Certain apps such as Lose It! and MyFitnessPal can help you estimate how much you’re consuming. Many recipes you’ll come across online also list this information so you can easily calculate a pretty close estimate to how much you’re eating.
In addition to tracking how much and what you’re eating, Niedzinski says it’s also a good idea to note when you’re eating and what else is occurring. “Note what mood you’re in, and whether you’re out with friends or sitting on the couch watching TV.”
Taylor says that making note of feelings, emotions and how full you feel after eating can help “identify triggers related to eating behaviors and patterns. This process can help to identify the root cause of often bigger issues that need focused in on for long-term success.”
Vani agrees that this sort of insight is important. “There’s a lot of mindless eating that happens in front of our smartphones or Netflix, but bad eating habits are also driven by boredom, stress, loneliness or even positive emotions like excitement during fun social events.” All of this can influence how much you’re consuming. But simply tracking it can help you get a handle on what’s really going on. “I’ve seen food journals really help people to stay accountable and serve as an empowering measure of progress and success.”
How Often to Track
How long to stick with it largely depends on the person, Niedzinski says. She often advises patients to track for a few weeks “just to get an idea of what your habits are like and whether there’s any trends over that time period.”

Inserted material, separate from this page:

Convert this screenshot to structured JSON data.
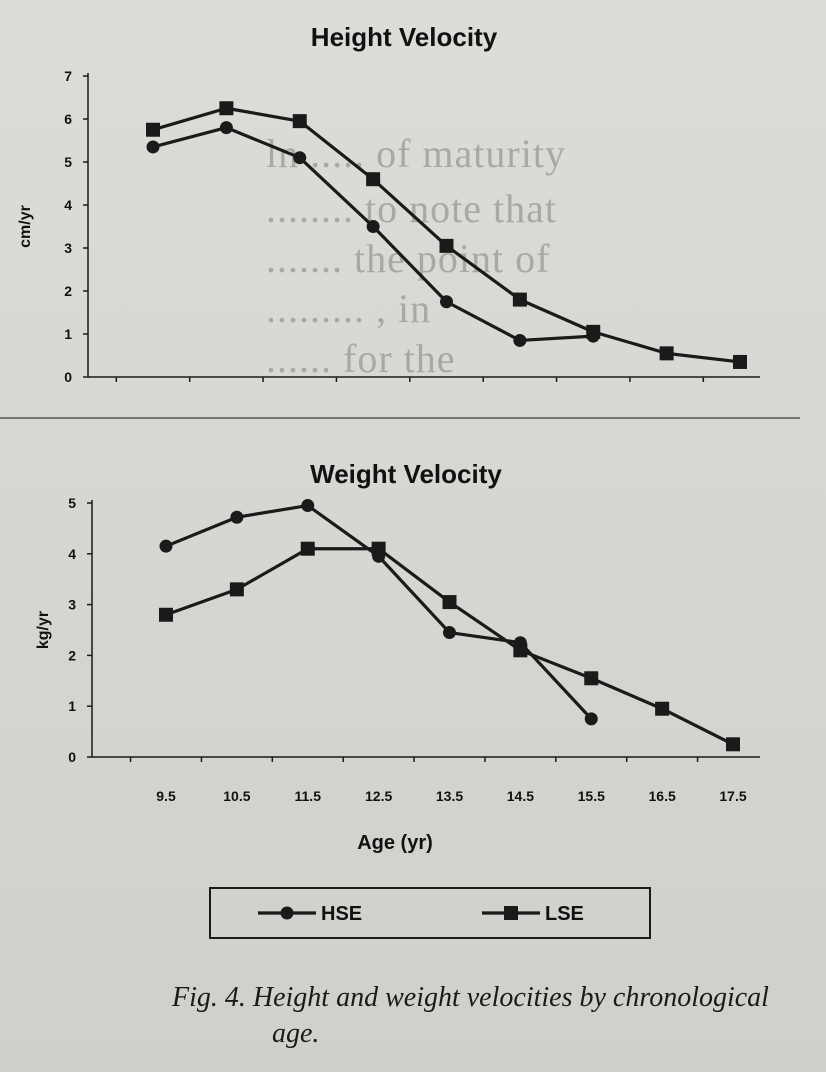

And you don’t have to do it every day either, Vani says. “I usually suggest three to four days a week; at least two days during the week and one day on the weekend since our eating patterns are almost always different when we’re not working.” She says doing this for a minimum of a month can help you see the patterns that will help guide you toward your goals.
What to Watch Out For
While tracking your intake is important, Vani says, “it’s important to not get compulsive about calorie counting or weighing foods. Use simple methods to keep track of quantity like plate size. Descriptions like ‘one potato’ or ‘one piece of chicken breast’ are enough to be effective. You could also use the hand method by counting out palm-sized portions of the food you are eating.”
Taylor also warns against overthinking it. “The key here is not to create a process that is overwhelming and undesirable. Rather, you should identify a method that is realistic to utilize consistently.”
That said, don’t forget to track what you’re drinking — both drinks that contain calories and those that don’t. While water contains no calories, sugar or the other things you’re limiting if you’re trying to lose weight, it’s still a good idea to track your intake so you can determine whether you’re drinking enough, Davis Sameah says.
This is even more important for drinks that contain calories and sugar. Some people “believe juice is healthy, so they won’t include that in their journal,” Vani says. Similarly, “they may leave out the two tablespoons of sugar that they added to their coffee. Or they may not be completely honest with themselves about how much alcohol they’re having. I always tell people that this is for you to get better, so do your best to be honest with yourself and include everything.”
Honesty is the key component, Niedzinski says. “At the end of the day, the more honest you are with what you’re putting in your body, that can give you a lot more insight. And if you’re truly trying to make changes that’s the best way to really identify the areas that need improvement.”
Still, “tracking is not for everyone and there are other tools that can aid weight loss,” Rice notes. The bottom line is that food journaling “should help create awareness of dietary patterns and behaviors as opposed to causing distress.” She also recommends talking with a dietitian before beginning your weight-loss journey “to find the method or methods that fit your needs best.”